Pour l’avocate des parties civiles, le maire de la commune et son adjointe ont fait le choix d’une « urbanisation massive », au mépris des risques.

Me Corinne Lepage à l'ouverture du procès Xynthia, le 15 septembre 2014.

Me Corinne Lepage à l’ouverture du procès Xynthia, le 15 septembre 2014. © SALOM-GOMIS SEBASTIEN/SIPA

L’avocate de 120 parties civiles au procès Xynthia, Corinne Lepage, a visé lundi dans sa plaidoirie les élus «cupides» de La Faute-sur-Mer (Vendée) et leur politique effrénée d’urbanisation, menant, selon elle, à la mort de 29 personnes en février 2010.

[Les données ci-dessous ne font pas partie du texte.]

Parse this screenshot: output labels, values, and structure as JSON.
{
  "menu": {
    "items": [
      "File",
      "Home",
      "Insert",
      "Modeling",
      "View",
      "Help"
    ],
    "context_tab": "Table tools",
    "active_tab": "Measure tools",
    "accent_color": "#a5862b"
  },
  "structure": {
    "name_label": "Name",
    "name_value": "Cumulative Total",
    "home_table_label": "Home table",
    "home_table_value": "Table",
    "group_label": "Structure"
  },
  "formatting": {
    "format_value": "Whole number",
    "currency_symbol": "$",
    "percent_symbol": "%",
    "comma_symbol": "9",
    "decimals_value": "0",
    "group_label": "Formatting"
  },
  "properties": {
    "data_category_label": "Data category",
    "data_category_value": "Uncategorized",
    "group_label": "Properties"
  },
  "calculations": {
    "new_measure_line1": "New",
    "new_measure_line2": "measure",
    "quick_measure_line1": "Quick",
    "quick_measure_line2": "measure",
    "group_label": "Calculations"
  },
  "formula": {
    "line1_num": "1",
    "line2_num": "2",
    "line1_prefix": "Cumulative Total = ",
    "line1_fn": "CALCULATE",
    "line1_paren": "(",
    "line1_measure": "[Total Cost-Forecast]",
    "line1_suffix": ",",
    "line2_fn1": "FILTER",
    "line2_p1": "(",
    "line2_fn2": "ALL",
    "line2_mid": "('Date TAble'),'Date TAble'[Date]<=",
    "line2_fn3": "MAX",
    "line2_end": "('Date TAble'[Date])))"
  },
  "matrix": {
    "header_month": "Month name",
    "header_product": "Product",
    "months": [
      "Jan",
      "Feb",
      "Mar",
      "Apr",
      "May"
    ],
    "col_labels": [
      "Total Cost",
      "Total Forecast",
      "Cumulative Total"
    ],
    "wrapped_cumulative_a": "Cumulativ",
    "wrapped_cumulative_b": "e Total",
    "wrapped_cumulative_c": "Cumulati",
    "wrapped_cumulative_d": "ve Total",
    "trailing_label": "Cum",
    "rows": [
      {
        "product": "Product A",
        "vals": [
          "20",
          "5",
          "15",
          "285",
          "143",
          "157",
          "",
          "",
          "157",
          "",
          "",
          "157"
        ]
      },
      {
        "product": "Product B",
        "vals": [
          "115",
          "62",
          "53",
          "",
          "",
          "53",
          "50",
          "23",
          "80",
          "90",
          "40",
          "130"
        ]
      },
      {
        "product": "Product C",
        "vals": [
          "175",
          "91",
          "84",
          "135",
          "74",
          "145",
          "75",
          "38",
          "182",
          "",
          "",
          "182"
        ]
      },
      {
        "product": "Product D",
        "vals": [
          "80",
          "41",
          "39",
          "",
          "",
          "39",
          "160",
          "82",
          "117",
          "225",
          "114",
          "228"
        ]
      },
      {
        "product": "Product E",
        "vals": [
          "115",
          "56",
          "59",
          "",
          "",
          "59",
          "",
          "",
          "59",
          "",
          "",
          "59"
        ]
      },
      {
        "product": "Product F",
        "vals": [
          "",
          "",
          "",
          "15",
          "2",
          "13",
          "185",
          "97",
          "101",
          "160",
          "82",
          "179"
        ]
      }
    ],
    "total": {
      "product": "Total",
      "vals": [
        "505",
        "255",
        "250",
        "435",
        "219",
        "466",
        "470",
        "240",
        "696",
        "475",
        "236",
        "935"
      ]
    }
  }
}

René Marratier, maire de La Faute-sur-Mer de 1989 à mars 2014, et Françoise Babin, son ex-adjointe à l’urbanisme et propriétaire de terrains, tous deux jugés devant le tribunal correctionnel des Sables-d’Olonne pour «homicides involontaires», ont fait «le choix commun d’aller vers une urbanisation massive», au mépris des risques d’inondation, que le maire «connaissait parfaitement», a-t-elle plaidé.

M. Marratier, toujours conseiller municipal de la station balnéaire, était «un maire très autoritaire, qui se comportait comme un véritable roitelet, (…) un homme intelligent qui a joué une comédie devant nous, celle de l’idiot du village», a estimé l’avocate de l’Avif, l’association des victimes.

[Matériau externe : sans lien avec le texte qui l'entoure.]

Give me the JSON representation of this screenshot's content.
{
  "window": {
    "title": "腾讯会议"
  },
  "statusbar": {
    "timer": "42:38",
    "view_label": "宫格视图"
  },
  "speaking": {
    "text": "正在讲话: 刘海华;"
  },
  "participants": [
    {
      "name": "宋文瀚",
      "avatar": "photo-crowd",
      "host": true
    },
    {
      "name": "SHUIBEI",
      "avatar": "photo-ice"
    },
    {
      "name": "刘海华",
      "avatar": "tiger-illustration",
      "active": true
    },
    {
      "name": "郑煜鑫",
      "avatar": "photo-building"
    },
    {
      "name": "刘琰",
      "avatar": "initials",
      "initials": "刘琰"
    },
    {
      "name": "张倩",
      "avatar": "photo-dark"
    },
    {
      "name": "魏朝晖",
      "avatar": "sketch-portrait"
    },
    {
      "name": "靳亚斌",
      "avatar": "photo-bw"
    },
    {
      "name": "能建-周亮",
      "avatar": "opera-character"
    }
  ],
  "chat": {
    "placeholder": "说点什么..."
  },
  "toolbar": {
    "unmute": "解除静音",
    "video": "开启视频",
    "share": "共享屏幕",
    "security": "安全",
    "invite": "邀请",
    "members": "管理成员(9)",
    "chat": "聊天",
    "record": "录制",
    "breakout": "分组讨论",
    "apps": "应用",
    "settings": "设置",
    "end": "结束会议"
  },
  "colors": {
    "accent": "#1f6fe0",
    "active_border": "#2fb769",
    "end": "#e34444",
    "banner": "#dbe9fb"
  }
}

«Non, M. Marratier n’est pas ce pauvre bougre, qui a fait tout ce qu’il pouvait avec ses petits moyens dans sa petite commune. Non, Mme Babin n’est pas quelqu’un de parfaitement éthique, qui aurait bien séparé ses intérêts personnels de ses fonctions à la mairie (…). Son patrimoine familial a été multiplié par vingt pendant les dix dernières années», a insisté Me Lepage.

Les deux anciens élus comparaissent depuis le 15 septembre, notamment pour avoir signé des permis de construire pour des maisons de plain-pied qui auraient dû comporter un étage, en raison du risque fort de submersion de la digue censée protéger les habitations. Dans ces maisons, ont péri noyées plusieurs des 29 victimes de la violente tempête Xynthia, le 28 février 2010.

– ‘+Je m’en foutiste+’ –

«C’est parce que M. Marratier, Mme Babin (…) ont passé par pertes et profits cette priorité, et surtout par profits, qu’ils sont renvoyés devant ce tribunal», sans que le conseil municipal, «simple chambre d’enregistrement», ne trouve à y redire, a souligné Me Lepage.

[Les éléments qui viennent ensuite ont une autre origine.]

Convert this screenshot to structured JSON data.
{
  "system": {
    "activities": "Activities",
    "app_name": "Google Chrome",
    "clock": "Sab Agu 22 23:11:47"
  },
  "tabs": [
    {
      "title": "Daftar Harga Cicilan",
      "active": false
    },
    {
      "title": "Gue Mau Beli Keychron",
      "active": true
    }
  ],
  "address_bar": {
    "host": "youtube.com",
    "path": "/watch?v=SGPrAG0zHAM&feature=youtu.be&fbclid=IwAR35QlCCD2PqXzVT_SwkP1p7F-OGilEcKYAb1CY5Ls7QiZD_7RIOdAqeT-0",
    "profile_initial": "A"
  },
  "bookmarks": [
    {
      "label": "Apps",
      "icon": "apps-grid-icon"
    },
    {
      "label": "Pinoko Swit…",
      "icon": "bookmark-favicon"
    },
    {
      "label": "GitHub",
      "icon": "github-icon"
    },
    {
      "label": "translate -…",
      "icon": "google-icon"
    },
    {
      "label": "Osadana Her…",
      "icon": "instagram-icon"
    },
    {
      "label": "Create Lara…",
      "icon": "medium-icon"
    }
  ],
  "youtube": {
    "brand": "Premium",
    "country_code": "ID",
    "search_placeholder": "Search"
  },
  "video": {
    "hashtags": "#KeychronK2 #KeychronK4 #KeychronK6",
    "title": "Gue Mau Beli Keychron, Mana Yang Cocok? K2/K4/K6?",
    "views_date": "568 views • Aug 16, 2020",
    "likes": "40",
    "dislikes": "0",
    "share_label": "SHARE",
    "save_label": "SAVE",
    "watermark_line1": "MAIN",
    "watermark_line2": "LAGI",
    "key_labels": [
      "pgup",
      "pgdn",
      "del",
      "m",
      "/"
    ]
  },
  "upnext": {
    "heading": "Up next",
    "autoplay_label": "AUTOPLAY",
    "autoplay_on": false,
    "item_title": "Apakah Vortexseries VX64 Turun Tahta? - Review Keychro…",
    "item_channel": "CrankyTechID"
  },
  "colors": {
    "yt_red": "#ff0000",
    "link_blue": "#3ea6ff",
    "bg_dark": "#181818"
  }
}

Elle a par ailleurs qualifié le comportement de M. Marratier la veille du drame de «je m’en foutiste», le maire n’ayant «pas pris la peine d’alerter la population» alors que c’était la première alerte rouge en Vendée.

Son confrère, le bâtonnier Yves-Noël Genty, qui représente 14 des quelque 120 parties civiles, a, lui, accablé un «Etat pas à la hauteur de la tâche», montrant du doigt des «défaillances» et des «négligences» ayant pu jouer un rôle dans ce «drame exceptionnel», notamment en n’organisant pas de réunion publique sur les risques d’inondation.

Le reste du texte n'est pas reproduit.